トランプ現象に理屈通じないと時事放談で指摘した訪米後の石破氏
◆日米とも不安抱える
原子爆弾を投下した米国の現職大統領が、被爆地・広島を訪問した意義深いイベントで、伊勢志摩サミット関連の日程は締めくくられた。大戦で敵対した最悪の関係を乗り越えた日米の和解と同盟深化を内外に示したのだ。

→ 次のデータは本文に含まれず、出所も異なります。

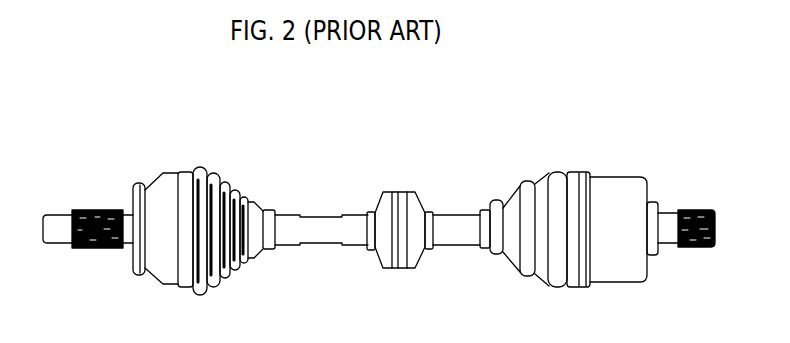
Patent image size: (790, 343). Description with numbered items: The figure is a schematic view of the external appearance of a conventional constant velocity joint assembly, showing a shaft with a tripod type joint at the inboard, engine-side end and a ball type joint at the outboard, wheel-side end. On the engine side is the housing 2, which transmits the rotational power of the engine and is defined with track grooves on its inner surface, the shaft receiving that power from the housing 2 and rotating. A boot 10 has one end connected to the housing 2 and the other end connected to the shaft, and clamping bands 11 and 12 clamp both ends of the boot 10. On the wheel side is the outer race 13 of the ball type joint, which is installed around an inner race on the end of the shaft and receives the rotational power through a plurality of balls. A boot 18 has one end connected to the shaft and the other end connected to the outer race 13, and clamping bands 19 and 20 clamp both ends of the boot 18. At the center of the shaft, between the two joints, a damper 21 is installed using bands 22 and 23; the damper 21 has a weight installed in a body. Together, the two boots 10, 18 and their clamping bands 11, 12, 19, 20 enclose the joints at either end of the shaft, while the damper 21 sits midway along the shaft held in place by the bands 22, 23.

しかし、一方で両国の底流に不穏な感情が渦巻いている。米国では、大統領選挙の共和党候補指名確実なドナルド・トランプ氏が、日本など同盟国を揺する暴言で支持を伸ばし、当選の可能性を否定できなくなった。日本では、サミット前に沖縄で米軍属のシンザト・ケネフ・フランクリン容疑者(32)がうるま市の会社員・島袋里奈さん(20)を暴行目的で殺害し、遺体を遺棄した事件が起き、反米反安保の火に油を注いだ。
この問題を番組冒頭で取り上げた22日放送のTBS「時事放談」に出演したのは、地方創生相・石破茂氏、元財務相・藤井裕久氏。トランプ氏について番組は新聞各紙の切り抜きからオバマ大統領、ケリー国務長官らの批判や、大型連休中に訪米した石破氏が行った“安保ただ乗り”論への反論、片や米世論調査で民主党候補に指名されるであろうヒラリー・クリントン氏と支持率が拮抗し、来日したブッシュ前大統領は勝敗を五分五分とみる記事などを紹介した。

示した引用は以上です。